KARADUL ÖRÜMCEĞİ

 

                                                          *

                  

       Kadın, on üç yaşındaki kızının ilk başlarda karşı çıkmasına rağmen, kendinden üç yaş küçük, hiç evlenmemiş bir adamla ikinci evliliğini yapmıştı. İki yıl kadar süren ilk evliliğinde hayal kırıklığına uğramıştı. Dört yıllık üniversite döneminde iyi tanıdığını sandığı ilk kocasının, evlendikten sonra maskeli bir kişilikte olduğunu görmüştü. Karıncayı bile incitmeyecek bir yapıda bildiği kocasından dayak yemişti. İşte o dayak, boşanmasının temel nedeni olmuştu.

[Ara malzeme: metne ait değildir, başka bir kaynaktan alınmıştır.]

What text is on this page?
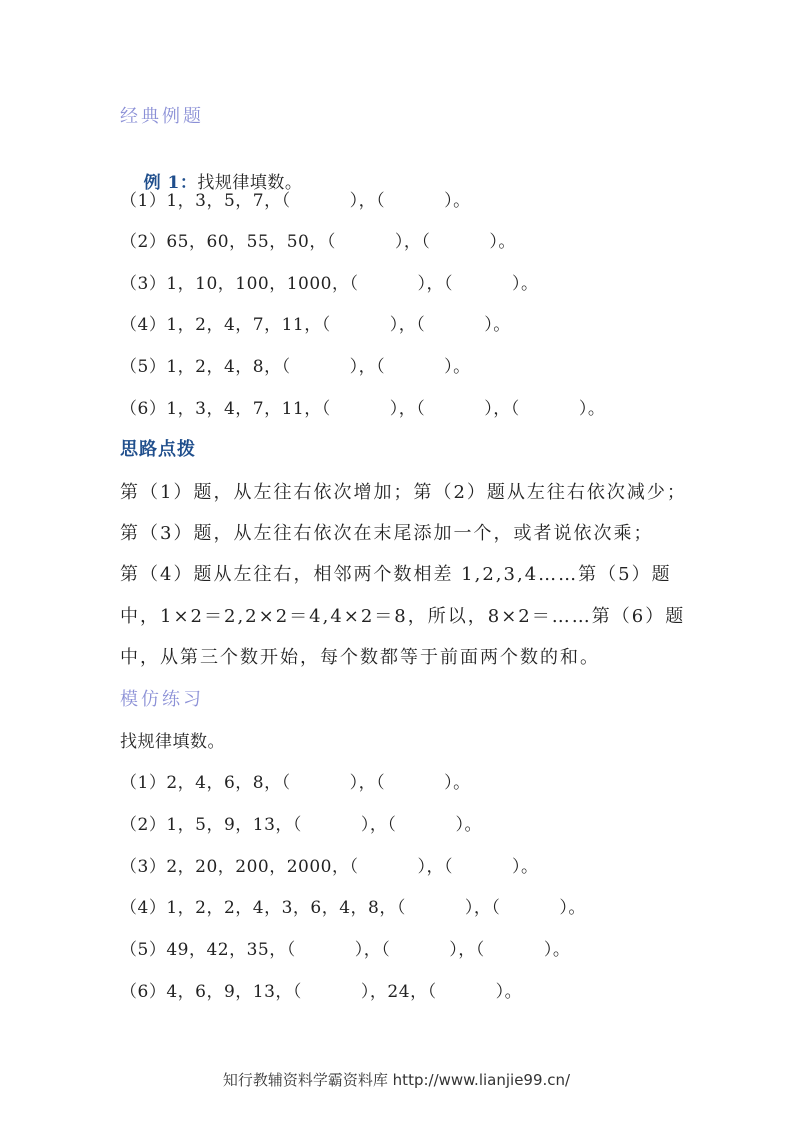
经典例题

例 1：找规律填数。

（1）1，3，5，7，（          ），（          ）。
（2）65，60，55，50，（          ），（          ）。
（3）1，10，100，1000，（          ），（          ）。
（4）1，2，4，7，11，（          ），（          ）。
（5）1，2，4，8，（          ），（          ）。
（6）1，3，4，7，11，（          ），（          ），（          ）。
思路点拨
第（1）题，从左往右依次增加；第（2）题从左往右依次减少；
第（3）题，从左往右依次在末尾添加一个，或者说依次乘；
第（4）题从左往右，相邻两个数相差 1,2,3,4……第（5）题
中，1×2＝2,2×2＝4,4×2＝8，所以，8×2＝……第（6）题
中，从第三个数开始，每个数都等于前面两个数的和。
模仿练习
找规律填数。
（1）2，4，6，8，（          ），（          ）。
（2）1，5，9，13，（          ），（          ）。
（3）2，20，200，2000，（          ），（          ）。
（4）1，2，2，4，3，6，4，8，（          ），（          ）。
（5）49，42，35，（          ），（          ），（          ）。
（6）4，6，9，13，（          ），24，（          ）。
知行教辅资料学霸资料库 http://www.lianjie99.cn/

       İkinci eşini ilk kez, yeğeninin matematik dersindeki başarı durumunu öğrenmeye geldiğinde görmüştü. Kısa bir süre sonra tekrar görüştüklerinde, yeğeni hakkında bilgi edinmenin bahane olduğunu anlamıştı. Ardından evlenme teklifi almıştı. Daha ilk başta, “Kendimi kızıma adadım. Evliliği düşünmüyorum,” demişti. Boylu boslu güzel bir kadındı.
On iki seneden bu yana duldu. Daha çok aracılar yoluyla epey evlenme teklifi almıştı. Hepsine hayır demişti. Bu adama da olumsuz yanıt vermişti ama onun, “En azından
bir süre düşünün. Beni umutla yaşatın,” demesine boyun eğmişti.
 
       Yetiştirme yurdundan gelmeydi. Kimsesi yoktu. Evlenmesine karşı çıkan kızına, “Kimsesizliğin verdiği yalnızlık kadar insanın yüreğini sızlatan bir duygu daha yoktur...
Bunun sıkıntısını çok çektim… İstiyorum ki yakınlarımız olsun. Darda kaldığımızda kol
kanat gersinler. Yaş otuz beş...Yolun yarısındayım. Allah’ın bana güzel bir fırsat verdiğine inanıyorum. Hepsinden öte, bu adama içim ısındı. Sana da iyi baba olacağı umuduna kapıldım. Ayrıca, dul kadın olarak toplum baskısından bıkıp usandım. Öğretmen de olsa dul kadına erkekler, kolay elde edilebilecek bir kadın gözüyle bakıyorlar. Yakın bildiğin evli kadın arkadaşların, orospuluk
yapabilir sanıyla seni dışlıyorlar. Bu yılgınlıktan kurtulmak istiyorum artık. Başka ne diyeyim kızım?..” diyerek evlenme isteğini açık seçik dile getirmişti. Kızının,
“Evlen anne,” demesiyle sevecen yüreği okşanıvermişti. Buna rağmen bazı kaygıları üstünden atamıyordu. Tanıştıklarında adamın ziraat mühendisi olduğunu, serbest çalıştığını öğrenmişti. Evlenme teklifi ertesinde; ilçenin köklü ve ileri gelen bir ailesinden olduğu bilgisi edinmişti. Geniş zeytinlik alanlarının bulunduğunu, zeytin ve zeytinyağı ticareti yaptığını, orta ölçekli bir zeytinyağı fabrikasını yönettiğini ve hatırı sayılır bir kişiliğe sahip bulunduğunu öğrenmesi, bazı kaygıları da beraberinde getirmişti. Ya gönlünün aktığı adamın aile çevresi kendisini kabullenmek istemezse?..Evlendiklerinde hor görülürse?..Ayrıca, adamın kendinden küçük olmasıyla ayrı bir açmaza düşmüştü. Şimdi duygu bütünlüğüyle önemsiz görünen yaş farkı ilerde sorun yapılırsa? Arayıp sormayan öz babasından nefret eden kızı, üvey babasını aralarına giren bir yabancı görürse? İşte bu kaygılar epey düşündürmüştü. Bir gün kaygılarını telefonda dile getirmiş, aldığı güvencelerle gönlü iyice akıvermişti adama…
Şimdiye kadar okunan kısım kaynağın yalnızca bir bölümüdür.